Thirty-six bodies were lined up. Luis saw the determination and efficiency of the SS troopers daubed somewhere on each one, each corpse a quick tale; a short run to somewhere ended in being shot down. A wound in the neck, several in the chest or abdomen, many coats had no rents, their bullets were in the back. At the end of the row of partisans lay one SS soldier. Over him stood the Czech private.

‘Your friend?’ Luis asked.

The young soldier nodded. The dead grenadier, too, had the Czech flag on his sleeve. One stained rip dotted the dead boy’s jacket, the hole darker than any night.

‘Go get the train,’ Luis ordered the soldier. ‘Tell the engineer to come back.’

The soldier said, ‘Yes, sir.’ With what seemed like no effort he reached down for his comrade and slung the corpse across his shoulder. He walked off down the rail ties with his cooling burden.

A sergeant from one of the platoons presented himself to Luis and the major beside him.

‘Report, Sergeant,’ Luis instructed.

‘A few got away, sir, no more than four or five. But we’ve got these here who surrendered.’
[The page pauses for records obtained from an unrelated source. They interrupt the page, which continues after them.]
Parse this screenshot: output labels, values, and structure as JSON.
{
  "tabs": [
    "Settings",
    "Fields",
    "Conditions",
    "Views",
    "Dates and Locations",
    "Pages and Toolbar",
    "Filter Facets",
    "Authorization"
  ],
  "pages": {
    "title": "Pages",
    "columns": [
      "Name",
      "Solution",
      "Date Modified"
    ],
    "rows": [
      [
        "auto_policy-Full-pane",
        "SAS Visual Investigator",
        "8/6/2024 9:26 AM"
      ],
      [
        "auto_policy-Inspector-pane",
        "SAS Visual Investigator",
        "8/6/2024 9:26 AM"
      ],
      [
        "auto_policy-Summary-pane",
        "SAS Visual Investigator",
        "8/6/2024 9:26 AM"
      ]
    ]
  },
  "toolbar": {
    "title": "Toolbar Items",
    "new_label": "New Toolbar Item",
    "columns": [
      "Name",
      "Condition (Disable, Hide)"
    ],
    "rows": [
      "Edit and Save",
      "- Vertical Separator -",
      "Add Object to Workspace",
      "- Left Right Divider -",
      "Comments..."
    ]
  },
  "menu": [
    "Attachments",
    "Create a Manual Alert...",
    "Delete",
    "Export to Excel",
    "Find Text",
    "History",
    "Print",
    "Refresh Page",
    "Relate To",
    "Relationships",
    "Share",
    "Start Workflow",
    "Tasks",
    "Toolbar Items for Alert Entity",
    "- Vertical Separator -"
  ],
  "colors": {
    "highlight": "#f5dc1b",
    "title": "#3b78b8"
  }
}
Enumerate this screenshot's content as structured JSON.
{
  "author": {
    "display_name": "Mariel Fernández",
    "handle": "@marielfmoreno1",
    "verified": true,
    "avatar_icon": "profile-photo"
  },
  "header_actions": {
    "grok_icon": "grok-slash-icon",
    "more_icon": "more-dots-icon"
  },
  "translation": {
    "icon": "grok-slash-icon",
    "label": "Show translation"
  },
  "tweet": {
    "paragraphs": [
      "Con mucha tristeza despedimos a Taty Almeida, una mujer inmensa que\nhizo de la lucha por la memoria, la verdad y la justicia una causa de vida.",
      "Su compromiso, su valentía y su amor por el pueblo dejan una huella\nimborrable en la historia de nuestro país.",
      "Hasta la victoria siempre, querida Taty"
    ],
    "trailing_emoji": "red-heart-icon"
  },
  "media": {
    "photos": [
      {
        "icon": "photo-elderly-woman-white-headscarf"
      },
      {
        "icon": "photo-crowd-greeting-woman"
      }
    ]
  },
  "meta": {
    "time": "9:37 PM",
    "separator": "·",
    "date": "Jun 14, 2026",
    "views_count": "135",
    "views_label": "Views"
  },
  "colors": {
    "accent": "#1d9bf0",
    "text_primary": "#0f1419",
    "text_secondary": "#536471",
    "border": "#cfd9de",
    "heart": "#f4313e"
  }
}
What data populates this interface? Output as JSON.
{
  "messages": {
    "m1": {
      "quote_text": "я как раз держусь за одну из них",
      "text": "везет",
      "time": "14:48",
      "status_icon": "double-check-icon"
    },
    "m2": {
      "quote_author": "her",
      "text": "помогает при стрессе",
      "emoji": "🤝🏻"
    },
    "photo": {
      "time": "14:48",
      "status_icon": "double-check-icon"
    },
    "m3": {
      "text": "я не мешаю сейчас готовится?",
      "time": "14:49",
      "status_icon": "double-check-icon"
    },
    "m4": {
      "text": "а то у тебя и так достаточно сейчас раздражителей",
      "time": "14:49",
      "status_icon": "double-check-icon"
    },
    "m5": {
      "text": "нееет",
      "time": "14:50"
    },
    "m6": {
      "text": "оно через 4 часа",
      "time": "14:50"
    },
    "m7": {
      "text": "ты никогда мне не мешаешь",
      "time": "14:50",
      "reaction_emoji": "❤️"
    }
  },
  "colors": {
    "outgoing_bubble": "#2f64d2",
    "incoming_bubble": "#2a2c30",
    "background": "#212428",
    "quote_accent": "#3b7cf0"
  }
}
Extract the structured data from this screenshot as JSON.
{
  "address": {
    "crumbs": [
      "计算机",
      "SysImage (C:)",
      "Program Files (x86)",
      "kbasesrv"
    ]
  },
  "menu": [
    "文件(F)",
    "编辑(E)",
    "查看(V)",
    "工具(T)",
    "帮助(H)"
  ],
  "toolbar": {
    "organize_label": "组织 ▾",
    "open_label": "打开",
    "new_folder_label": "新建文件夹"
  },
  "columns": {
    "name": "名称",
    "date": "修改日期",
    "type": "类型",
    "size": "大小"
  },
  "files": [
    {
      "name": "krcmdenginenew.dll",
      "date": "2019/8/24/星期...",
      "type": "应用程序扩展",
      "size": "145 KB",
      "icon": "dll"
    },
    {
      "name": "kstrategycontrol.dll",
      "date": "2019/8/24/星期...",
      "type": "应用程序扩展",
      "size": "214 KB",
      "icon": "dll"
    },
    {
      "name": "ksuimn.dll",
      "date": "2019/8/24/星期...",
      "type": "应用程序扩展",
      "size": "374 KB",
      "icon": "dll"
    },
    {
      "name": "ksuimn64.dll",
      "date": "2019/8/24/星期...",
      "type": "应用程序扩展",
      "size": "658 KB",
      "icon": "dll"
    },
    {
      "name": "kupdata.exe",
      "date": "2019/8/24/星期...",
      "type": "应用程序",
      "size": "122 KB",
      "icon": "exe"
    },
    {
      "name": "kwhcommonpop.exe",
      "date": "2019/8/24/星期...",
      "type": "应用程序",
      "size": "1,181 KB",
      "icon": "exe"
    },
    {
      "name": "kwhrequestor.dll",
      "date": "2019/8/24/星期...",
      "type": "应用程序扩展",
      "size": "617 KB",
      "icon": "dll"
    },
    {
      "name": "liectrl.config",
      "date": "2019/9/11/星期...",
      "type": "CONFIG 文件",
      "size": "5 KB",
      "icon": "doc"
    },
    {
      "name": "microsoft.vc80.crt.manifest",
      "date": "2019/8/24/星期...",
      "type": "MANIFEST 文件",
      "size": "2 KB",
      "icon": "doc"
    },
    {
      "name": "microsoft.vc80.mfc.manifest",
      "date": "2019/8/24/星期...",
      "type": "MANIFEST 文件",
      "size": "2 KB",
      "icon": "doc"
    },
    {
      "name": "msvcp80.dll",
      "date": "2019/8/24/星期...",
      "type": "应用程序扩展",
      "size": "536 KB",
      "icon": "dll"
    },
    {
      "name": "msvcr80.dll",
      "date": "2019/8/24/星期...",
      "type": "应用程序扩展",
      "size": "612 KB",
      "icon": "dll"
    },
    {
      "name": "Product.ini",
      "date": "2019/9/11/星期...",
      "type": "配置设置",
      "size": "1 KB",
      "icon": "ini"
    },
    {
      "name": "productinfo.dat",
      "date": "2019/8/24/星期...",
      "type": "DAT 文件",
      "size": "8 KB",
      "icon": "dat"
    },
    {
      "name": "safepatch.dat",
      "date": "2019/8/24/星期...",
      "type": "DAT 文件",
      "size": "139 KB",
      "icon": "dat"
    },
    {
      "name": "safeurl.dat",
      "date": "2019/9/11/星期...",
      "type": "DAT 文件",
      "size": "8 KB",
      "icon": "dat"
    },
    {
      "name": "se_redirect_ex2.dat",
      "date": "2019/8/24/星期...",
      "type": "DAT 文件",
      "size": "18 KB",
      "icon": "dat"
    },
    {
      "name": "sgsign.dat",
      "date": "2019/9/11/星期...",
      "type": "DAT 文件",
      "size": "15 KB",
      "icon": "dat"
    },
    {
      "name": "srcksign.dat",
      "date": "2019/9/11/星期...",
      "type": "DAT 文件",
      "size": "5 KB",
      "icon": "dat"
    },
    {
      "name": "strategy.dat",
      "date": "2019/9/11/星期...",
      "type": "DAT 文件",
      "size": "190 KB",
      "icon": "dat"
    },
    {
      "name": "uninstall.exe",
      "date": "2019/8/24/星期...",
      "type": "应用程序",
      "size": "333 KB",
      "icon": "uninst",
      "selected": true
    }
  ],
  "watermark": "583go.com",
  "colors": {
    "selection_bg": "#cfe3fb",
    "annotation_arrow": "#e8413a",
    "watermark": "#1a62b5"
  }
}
Behind the sergeant stood three partisans. These men hung their heads, making Luis think of a bull when he and the picadors were done with it. But these men were captive and afraid and for Luis that was their difference from the bulls, animals that were never afraid. He moved close to the three. They smelled. He curled his nose at fear and dirt, cheap wool and vodka. He never hated the bulls when he fought them, he and every man inside the ring respected and loved the beasts for their courage and how hard they died. He tried to keep his anger from quaking his hand when he held it out for the sergeant’s pistol. The soldier laid the gun in Luis’s palm.